- Born: 1993 or 1994 (age 31–32)
- Occupations: Meme and prank artist

Instagram information
- Page: sunday.nobody.art;
- Followers: 896 thousand

TikTok information
- Page: Sunday Nobody Art;
- Years active: 2021–present
- Followers: 458 thousand

YouTube information
- Channel: Sunday Nobody;
- Years active: 2024–present
- Subscribers: 327 thousand
- Views: 88 million

= Sunday Nobody =

American meme and prank artist

Sunday Nobody (born 1993/1994) is an American meme and prank artist.

In 2022, Sunday Nobody spent $1,000 and hand-built a sarcophagus, putting a small bag of Flamin' Hot Cheetos inside the sarcophagus, leaving it to be opened again in 10,000 years. According to The Guardian, he said that "there’s nothing else I'd really want to spend my money on, other than completing a project of this nature".

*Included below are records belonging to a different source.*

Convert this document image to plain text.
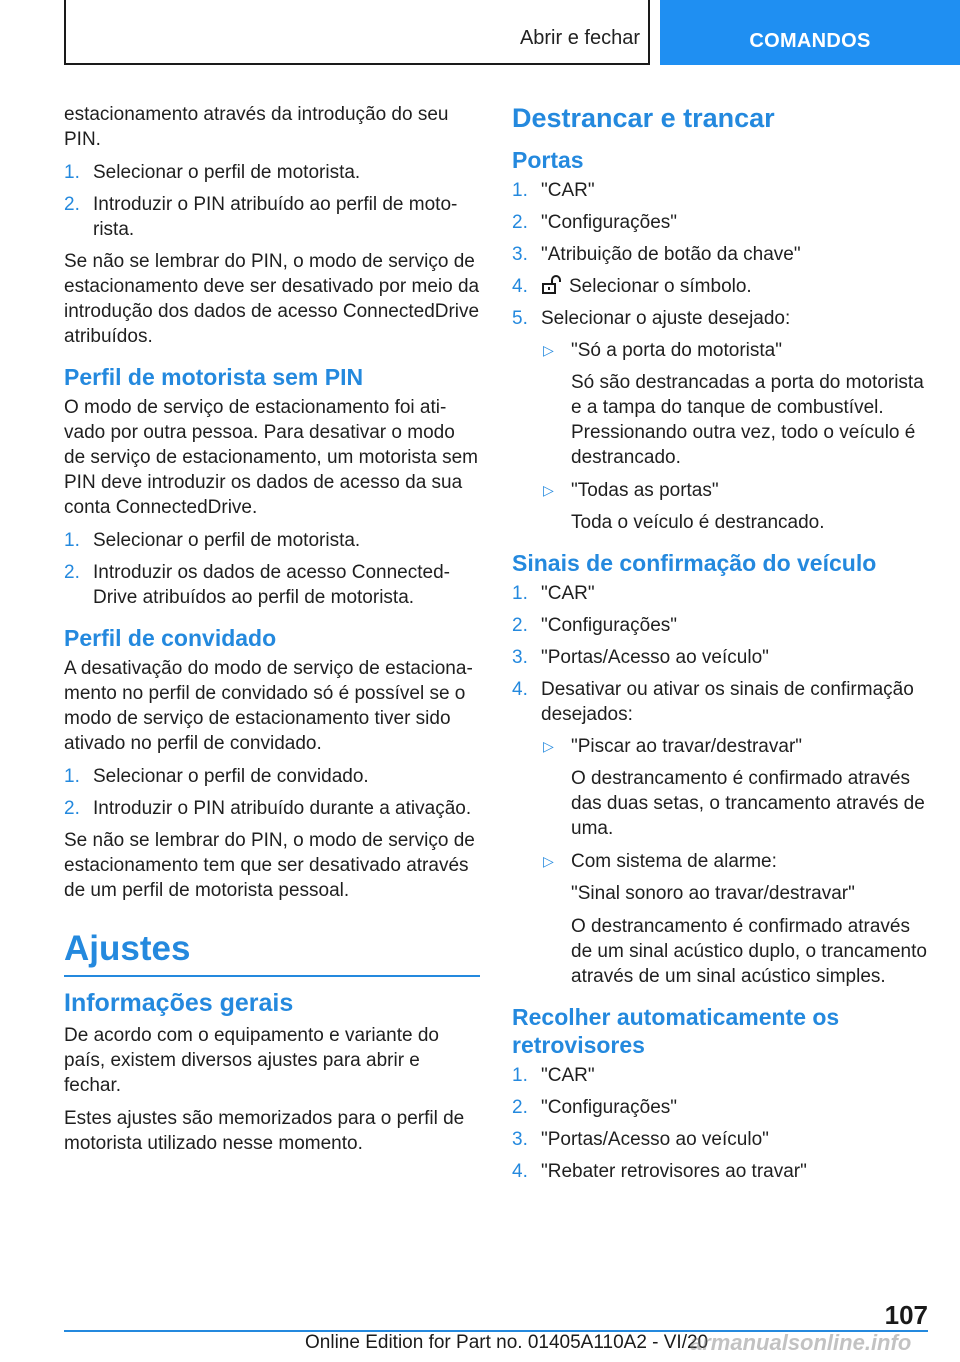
Abrir e fechar	COMANDOS

estacionamento através da introdução do seu PIN.

1. Selecionar o perfil de motorista.
2. Introduzir o PIN atribuído ao perfil de motorista.

Se não se lembrar do PIN, o modo de serviço de estacionamento deve ser desativado por meio da introdução dos dados de acesso ConnectedDrive atribuídos.

Perfil de motorista sem PIN

O modo de serviço de estacionamento foi ativado por outra pessoa. Para desativar o modo de serviço de estacionamento, um motorista sem PIN deve introduzir os dados de acesso da sua conta ConnectedDrive.

1. Selecionar o perfil de motorista.
2. Introduzir os dados de acesso ConnectedDrive atribuídos ao perfil de motorista.
Perfil de convidado

A desativação do modo de serviço de estacionamento no perfil de convidado só é possível se o modo de serviço de estacionamento tiver sido ativado no perfil de convidado.

1. Selecionar o perfil de convidado.
2. Introduzir o PIN atribuído durante a ativação.

Se não se lembrar do PIN, o modo de serviço de estacionamento tem que ser desativado através de um perfil de motorista pessoal.

Ajustes
Informações gerais

De acordo com o equipamento e variante do país, existem diversos ajustes para abrir e fechar.

Estes ajustes são memorizados para o perfil de motorista utilizado nesse momento.

Destrancar e trancar
Portas
1. "CAR"
2. "Configurações"
3. "Atribuição de botão da chave"
4. Selecionar o símbolo.
5. Selecionar o ajuste desejado:
▷ "Só a porta do motorista"
Só são destrancadas a porta do motorista e a tampa do tanque de combustível. Pressionando outra vez, todo o veículo é destrancado.
▷ "Todas as portas"
Toda o veículo é destrancado.
Sinais de confirmação do veículo
1. "CAR"
2. "Configurações"
3. "Portas/Acesso ao veículo"
4. Desativar ou ativar os sinais de confirmação desejados:
▷ "Piscar ao travar/destravar"
O destrancamento é confirmado através das duas setas, o trancamento através de uma.
▷ Com sistema de alarme:
"Sinal sonoro ao travar/destravar"
O destrancamento é confirmado através de um sinal acústico duplo, o trancamento através de um sinal acústico simples.
Recolher automaticamente os retrovisores
1. "CAR"
2. "Configurações"
3. "Portas/Acesso ao veículo"
4. "Rebater retrovisores ao travar"
107
Online Edition for Part no. 01405A110A2 - VI/20
armanualsonline.info
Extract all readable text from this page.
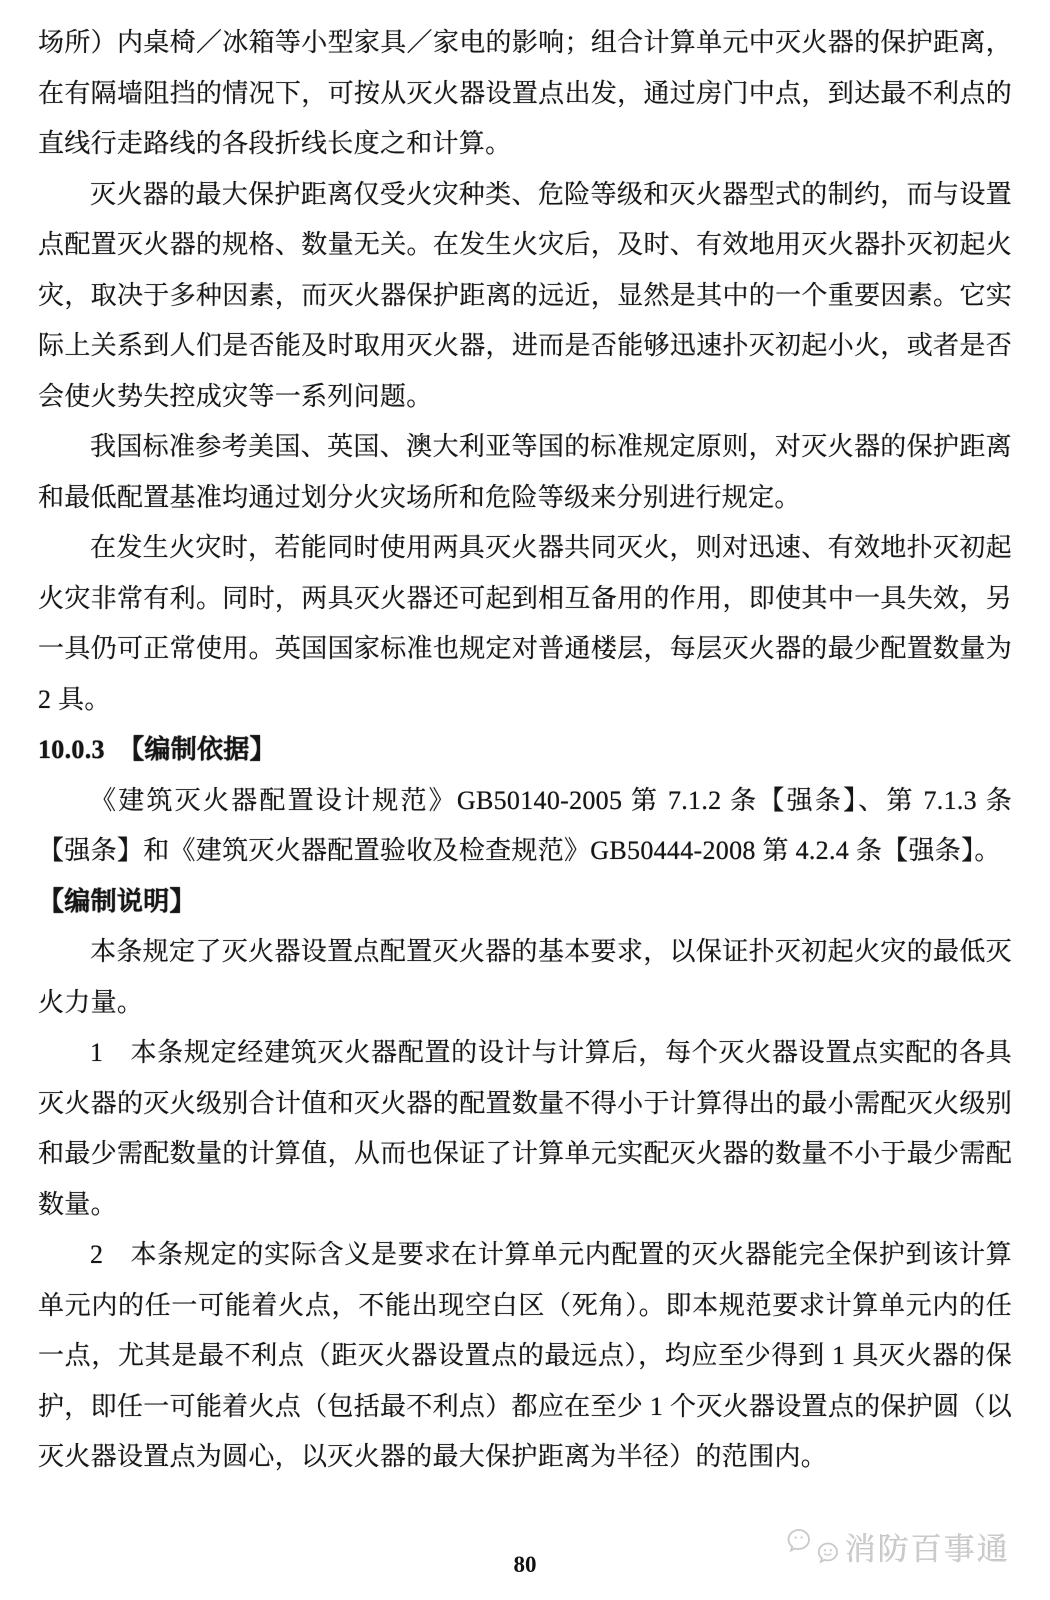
场所）内桌椅／冰箱等小型家具／家电的影响；组合计算单元中灭火器的保护距离，在有隔墙阻挡的情况下，可按从灭火器设置点出发，通过房门中点，到达最不利点的直线行走路线的各段折线长度之和计算。

灭火器的最大保护距离仅受火灾种类、危险等级和灭火器型式的制约，而与设置点配置灭火器的规格、数量无关。在发生火灾后，及时、有效地用灭火器扑灭初起火灾，取决于多种因素，而灭火器保护距离的远近，显然是其中的一个重要因素。它实际上关系到人们是否能及时取用灭火器，进而是否能够迅速扑灭初起小火，或者是否会使火势失控成灾等一系列问题。

我国标准参考美国、英国、澳大利亚等国的标准规定原则，对灭火器的保护距离和最低配置基准均通过划分火灾场所和危险等级来分别进行规定。

在发生火灾时，若能同时使用两具灭火器共同灭火，则对迅速、有效地扑灭初起火灾非常有利。同时，两具灭火器还可起到相互备用的作用，即使其中一具失效，另一具仍可正常使用。英国国家标准也规定对普通楼层，每层灭火器的最少配置数量为 2 具。

10.0.3　【编制依据】

《建筑灭火器配置设计规范》GB50140-2005 第 7.1.2 条【强条】、第 7.1.3 条【强条】和《建筑灭火器配置验收及检查规范》GB50444-2008 第 4.2.4 条【强条】。

【编制说明】

本条规定了灭火器设置点配置灭火器的基本要求，以保证扑灭初起火灾的最低灭火力量。

1　本条规定经建筑灭火器配置的设计与计算后，每个灭火器设置点实配的各具灭火器的灭火级别合计值和灭火器的配置数量不得小于计算得出的最小需配灭火级别和最少需配数量的计算值，从而也保证了计算单元实配灭火器的数量不小于最少需配数量。

2　本条规定的实际含义是要求在计算单元内配置的灭火器能完全保护到该计算单元内的任一可能着火点，不能出现空白区（死角）。即本规范要求计算单元内的任一点，尤其是最不利点（距灭火器设置点的最远点），均应至少得到 1 具灭火器的保护，即任一可能着火点（包括最不利点）都应在至少 1 个灭火器设置点的保护圆（以灭火器设置点为圆心，以灭火器的最大保护距离为半径）的范围内。

消防百事通
80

In 2024, The New York Times named Sunday Nobody "the next Banksy". The artist as also been referred to as the "always-online answer to Banksy".

In 2025, he spent $25,000 to create a bronze statue of a combination of Discobolus and Handsome Squidward from the Nickelodeon animated television series Spongebob Squarepants. He sank the statue nine meters deep in the Mediterranean Sea, sinking it to be discovered by archeologists in the future.

In 2026, he held a funeral for a closed Taco Bell. The ceremony included bagpipes, a crying contest, a 21-bell salute. Guests were required to wear formal attire, and many brought gifts and "tokens of condolence". He had previously traveled to China to hand-cast bronze statues of Taco Bell bags and Baja Blast soda cups. Some were given away as prizes for contest winners at the funeral, while the majority were sold through his website.